Loudermilk makes banjos, which he calls “panjos”, out of everyday items like pieces of wood or old baking pans. He has been making panjos for about 12 years and has participated in festivals like Hippie Fest for about seven years. According to Loudermilk the environment of Hippie Fest is a very positive place for a vendor like himself. 

“I think sometimes when people hear that the Hippie Fest is coming they associate it with the Rainbow Family or something, but it’s a totally different thing and very positive,” Loudermilk said. “Everybody is very positive, nobody is trying to bring you down, so it’s just a good time.”

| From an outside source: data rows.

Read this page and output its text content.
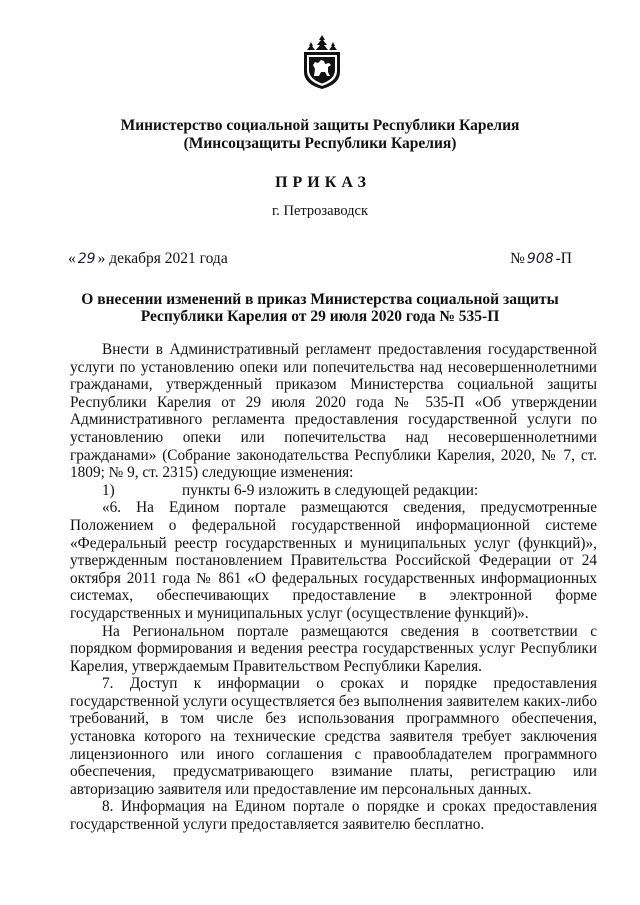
Министерство социальной защиты Республики Карелия
(Минсоцзащиты Республики Карелия)
ПРИКАЗ
г. Петрозаводск
« 29 » декабря 2021 года	№ 908 -П
О внесении изменений в приказ Министерства социальной защиты
Республики Карелия от 29 июля 2020 года № 535-П

Внести в Административный регламент предоставления государственной
услуги по установлению опеки или попечительства над несовершеннолетними
гражданами, утвержденный приказом Министерства социальной защиты
Республики Карелия от 29 июля 2020 года № 535-П «Об утверждении
Административного регламента предоставления государственной услуги по
установлению опеки или попечительства над несовершеннолетними
гражданами» (Собрание законодательства Республики Карелия, 2020, № 7, ст.
1809; № 9, ст. 2315) следующие изменения:

1)	пункты 6-9 изложить в следующей редакции:

«6. На Едином портале размещаются сведения, предусмотренные
Положением о федеральной государственной информационной системе
«Федеральный реестр государственных и муниципальных услуг (функций)»,
утвержденным постановлением Правительства Российской Федерации от 24
октября 2011 года № 861 «О федеральных государственных информационных
системах, обеспечивающих предоставление в электронной форме
государственных и муниципальных услуг (осуществление функций)».

На Региональном портале размещаются сведения в соответствии с
порядком формирования и ведения реестра государственных услуг Республики
Карелия, утверждаемым Правительством Республики Карелия.

7. Доступ к информации о сроках и порядке предоставления
государственной услуги осуществляется без выполнения заявителем каких-либо
требований, в том числе без использования программного обеспечения,
установка которого на технические средства заявителя требует заключения
лицензионного или иного соглашения с правообладателем программного
обеспечения, предусматривающего взимание платы, регистрацию или
авторизацию заявителя или предоставление им персональных данных.

8. Информация на Едином портале о порядке и сроках предоставления
государственной услуги предоставляется заявителю бесплатно.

Stephanie Zier, who owns the Cincinnati-based company Funky Sunshine, has participated in several different Hippie Fest events across the country with her handcrafted tie-dyed clothing, including last year’s Dawson County event. 

“We make all this tie-dye and we have a storefront in Cincinnati so we pack it all up to come down here,” Zier said. “This is our second time here in Georgia — we had the one last year in March and this has been a good weekend despite the rain. We love the Hippie Fest.” 

Hughes said that he’s excited to have gotten the chance to host Hippie Fest again this year, and that he hopes to be able to host it again next year. 

“I was happy to host it again, and I’m looking forward to hopefully being able to do it again next year,” Hughes said.